I very much appreciate your familiarity with some of our insurance products.
We do have two optional coverages available right now that we price on a cost recovery basis. The intent is for as many Canadians, our members, to avail themselves of these optional coverages as possible. Essentially, the way that the building back better provision works is, if you were to encounter a loss, as part of your claim settlement, for no more cost to you as the policyholder or the member, we would be able to have a higher resilience standard. If a significant event were to happen again, you'd be better protected.
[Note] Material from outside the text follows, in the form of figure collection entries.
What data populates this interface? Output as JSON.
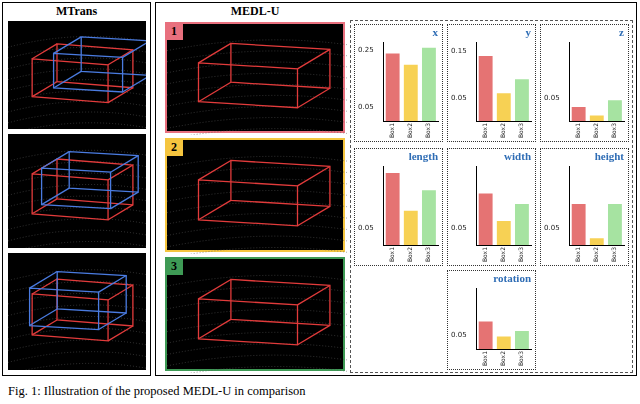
{
  "figure": {
    "left_title": "MTrans",
    "right_title": "MEDL-U",
    "badges": [
      "1",
      "2",
      "3"
    ],
    "caption": "Fig. 1: Illustration of the proposed MEDL-U in comparison"
  },
  "chart_data": [
    {
      "type": "bar",
      "title": "x",
      "categories": [
        "Box1",
        "Box2",
        "Box3"
      ],
      "values": [
        0.24,
        0.2,
        0.26
      ],
      "colors": [
        "#e57373",
        "#f7d154",
        "#a6e3a1"
      ],
      "ylim": [
        0,
        0.28
      ],
      "yticks": [
        0.05,
        0.25
      ],
      "grid": false
    },
    {
      "type": "bar",
      "title": "y",
      "categories": [
        "Box1",
        "Box2",
        "Box3"
      ],
      "values": [
        0.14,
        0.06,
        0.09
      ],
      "colors": [
        "#e57373",
        "#f7d154",
        "#a6e3a1"
      ],
      "ylim": [
        0,
        0.17
      ],
      "yticks": [
        0.05,
        0.15
      ],
      "grid": false
    },
    {
      "type": "bar",
      "title": "z",
      "categories": [
        "Box1",
        "Box2",
        "Box3"
      ],
      "values": [
        0.03,
        0.012,
        0.045
      ],
      "colors": [
        "#e57373",
        "#f7d154",
        "#a6e3a1"
      ],
      "ylim": [
        0,
        0.17
      ],
      "yticks": [
        0.05
      ],
      "grid": false
    },
    {
      "type": "bar",
      "title": "length",
      "categories": [
        "Box1",
        "Box2",
        "Box3"
      ],
      "values": [
        0.21,
        0.1,
        0.16
      ],
      "colors": [
        "#e57373",
        "#f7d154",
        "#a6e3a1"
      ],
      "ylim": [
        0,
        0.23
      ],
      "yticks": [
        0.05
      ],
      "grid": false
    },
    {
      "type": "bar",
      "title": "width",
      "categories": [
        "Box1",
        "Box2",
        "Box3"
      ],
      "values": [
        0.15,
        0.07,
        0.12
      ],
      "colors": [
        "#e57373",
        "#f7d154",
        "#a6e3a1"
      ],
      "ylim": [
        0,
        0.23
      ],
      "yticks": [
        0.05
      ],
      "grid": false
    },
    {
      "type": "bar",
      "title": "height",
      "categories": [
        "Box1",
        "Box2",
        "Box3"
      ],
      "values": [
        0.12,
        0.02,
        0.12
      ],
      "colors": [
        "#e57373",
        "#f7d154",
        "#a6e3a1"
      ],
      "ylim": [
        0,
        0.23
      ],
      "yticks": [
        0.05
      ],
      "grid": false
    },
    {
      "type": "bar",
      "title": "rotation",
      "categories": [
        "Box1",
        "Box2",
        "Box3"
      ],
      "values": [
        0.1,
        0.045,
        0.065
      ],
      "colors": [
        "#e57373",
        "#f7d154",
        "#a6e3a1"
      ],
      "ylim": [
        0,
        0.22
      ],
      "yticks": [
        0.05
      ],
      "grid": false
    }
  ]
}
More broadly, beyond just Wawanesa Insurance now, there is an ongoing shift within the insurance industry, and it's a necessary one, shifting from that protective reactive posture to more of a preventative one. That is a change, and it takes a lot of public education. In my view, it's very fair for Canadians to say now, “Why do I need to be invested in these prevention efforts? You're the insurance company. You should be there for me.” Historically, that has been the absolute value proposition, as it is today. For any of our members who suffer a loss, we will be there for them. That's why we're in business. As a mutual company, we take those responsibilities very seriously.
Could uptake around these products be stronger? Yes. I don't think we're alone as an insurer in having that experience. What you're seeing now is increasingly some insurers bundling some of these coverages into their base wordings, in other words, as part of their core product suite. This is something that's evolving very quickly in real time, but here again there's also a chance that insurers are taking on disproportionate risk. This is happening in the absence of a broader national conversation around these needs.
Again, we'll try to do our part, but I think we need the federal government to join us.